Published in Birmingham, the Asian Post only lasted for a few years (fairly typical again) and relied on advertising from small business, usually collected by the editors through personal networks.

This wonderful poem from the Asian post by P. R Heera, a poet from Wolverhampton nicely sums up the rationale for this printing infrastructure. Titled: ‘Zombies for ever, those people, that nation with no newspaper!’

Poem on print culture

The ‘nation with no newspaper’ forms the poems refrain, with the last stanza offering us the importance of the printing press.

That nation with no printing press, has no chance to improve

People are mute without the press, there is no debate or information

Editorials are not written, troubles and strife get no answer

This is the support for the weak and wretched, the sentry of the oppressed

The weak loose a strong hand, the reported injustice is hard to bear

It is like a diamond for a frog stuck in a waterless well, that nation without a newspaper!

The author P.R.Hira from Wolverhampton may well be an established poet but may also be a pseudonym as many writers adopted pen names.

Magazines

Other magazines from the 1960s onwards of a similar ilk,

Charcha International – founded by Vishnu Dutt Sharma in the 1980s, then by Darshan Singh Dhillon (Slough), carried on to the 200s. An online version was available in 2020, under the name Charcha Qaumantri (https://charchaquamantri.com/)

Deshantar started in 1994, by Harbhajan Virk, Shashi Samundra and Munir Ahmed Quereshi – nice all Punjabi editor group. Prior to this Harbhajan Virk with Jasvir Virk had

Often there are international correspondents for magazines published in England.
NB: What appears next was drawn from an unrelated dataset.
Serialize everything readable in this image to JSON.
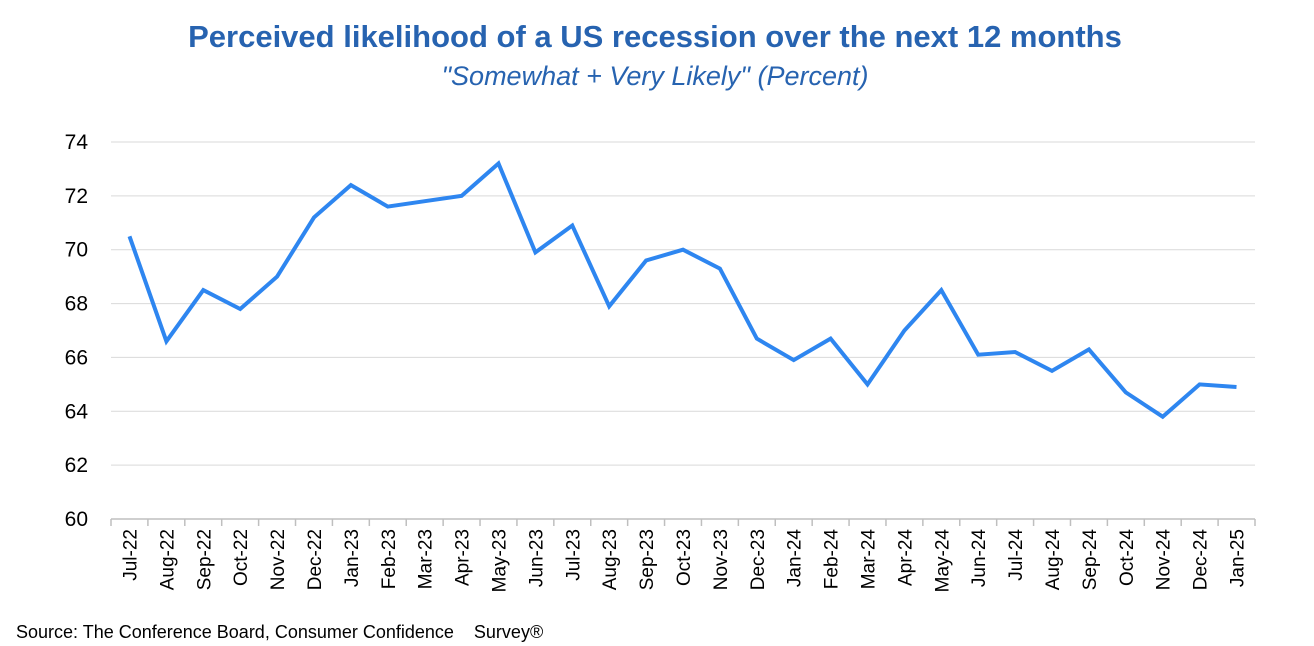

So the literary magazine Lakheer, with Prem Prakash as its editor and published in Jalandhar had Surjit Hans and CS Chan as correspondents.

Lok Shakti, another organ of the Indian Workers Association, which encompassed Ilford, Wolverhampton in the 1980s.

Roopvati (edited by Kailash Puri) and Pardesan were both specifically aimed at women readers.

Punjabi Darpan edited by Mr Kaushal out of London.

Well known writers Swarn Chandan edited Sooraj monthly out of London with Surjit Kaur Chandan as the registered proprietor.